Title: The Complete Persepolis
Author: Marjane Satrapi
Genre: Graphic Novel, Memoir
Publication Date: October 30, 2007
Review Date: April 5, 2022
Number of Pages: 341
My Rating: 5/5
While Satrapi’s art and writing is beautiful, the story she conveys is often anything but. I think all human beings undergo experiences that influence them in a variety of ways, but few are as observant or introspective as Satrapi.
Learning and expanding your worldview is one of the best things we can do with our lives, and books like The Complete Persepolis simultaneously remind us of this fact and broaden our perspectives at the same time.
Here, in one volume: Marjane Satrapi’s best-selling, internationally acclaimed graphic memoir.
Persepolis is the story of Satrapi’s unforgettable childhood and coming of age within a large and loving family in Tehran during the Islamic Revolution; of the contradictions between private life and public life in a country plagued by political upheaval; of her high school years in Vienna facing the trials of adolescence far from her family; of her homecoming–both sweet and terrible; and, finally, of her self-imposed exile from her beloved homeland. It is the chronicle of a girlhood and adolescence at once outrageous and familiar, a young life entwined with the history of her country yet filled with the universal trials and joys of growing up.
Edgy, searingly observant, and candid, often heartbreaking but threaded throughout with raw humor and hard-earned wisdom–Persepolis is a stunning work from one of the most highly regarded, singularly talented graphic artists at work today.
When I started reading this book, I didn’t know what to expect. Firstly, because I don’t often read graphic novels. Secondly, I don’t read memoirs at all. Plus I’d never heard of a graphic memoir so I was completely out of my reading comfort zone. I’m so glad I took the leap.
What a beautiful book. It took me two months to finish it. I read multiple books at a time, so I was reading this while simultaneously reading others. I’m glad I chose to continue that reading style for this. Because this is not a binge-read sort of book, for me. This is a book you want to take your time with. Savor and learn. Not two words that come together very often, but here they do. I truly enjoyed the heart and depth of this book. The illustrations are so important and add a lot to the substance of this book. Satrapi is an accomplished illustrator and can convey a lot with a few strokes of her pen.

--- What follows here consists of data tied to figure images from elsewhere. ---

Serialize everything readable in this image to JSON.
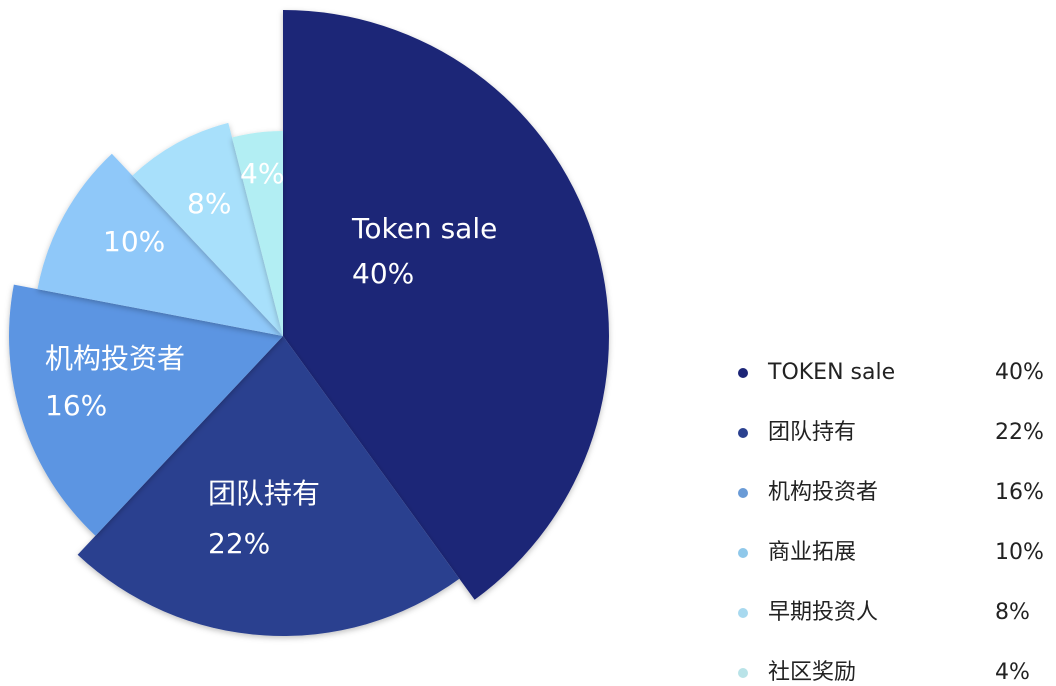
{
  "chart_data": {
    "type": "pie",
    "categories": [
      "TOKEN sale",
      "团队持有",
      "机构投资者",
      "商业拓展",
      "早期投资人",
      "社区奖励"
    ],
    "slice_labels": [
      "Token sale",
      "团队持有",
      "机构投资者",
      null,
      null,
      null
    ],
    "values": [
      40,
      22,
      16,
      10,
      8,
      4
    ],
    "value_labels": [
      "40%",
      "22%",
      "16%",
      "10%",
      "8%",
      "4%"
    ],
    "colors": [
      "#1c2577",
      "#2b418f",
      "#5c95e2",
      "#8fc8f9",
      "#a8e0fb",
      "#b2eef3"
    ],
    "legend_colors": [
      "#1c2577",
      "#2b418f",
      "#6a9bd6",
      "#8fc8ea",
      "#a8d9ef",
      "#b9e3e8"
    ],
    "legend": "right"
  }
}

While Satrapi’s art and writing is beautiful, the story she conveys is often anything but. Her narration of life as a child growing up in Iran when it suddenly comes under Islamic rule shows how drastically so many lives changed. Her few years in Vienna as a teenager also shaped her life in so many different ways. I think all human beings undergo experiences that influence them in a variety of ways, but few are as observant or introspective as Satrapi. This is so much more than your standard memoir, and I know it will leave a lasting impact on me. I haven’t been a teenager for a while, but I have much to learn from Satrapi’s life, including her teenage years, her twenties and beyond.
Life is about understanding things that are bigger than us, coming to terms with things that are beyond us, and learning things that we never even thought of. Learning and expanding your worldview is one of the best things we can do with our lives, and books like The Persepolis simultaneously remind us of this fact and broaden our perspectives at the same time.
People who love memoirs and/or graphic novels, people who have never read memoirs and/or graphic novels before, fans of coming-of-age stories. Whether you’re looking for a different perspective or a political backdrop, this book will give it all to you, and more.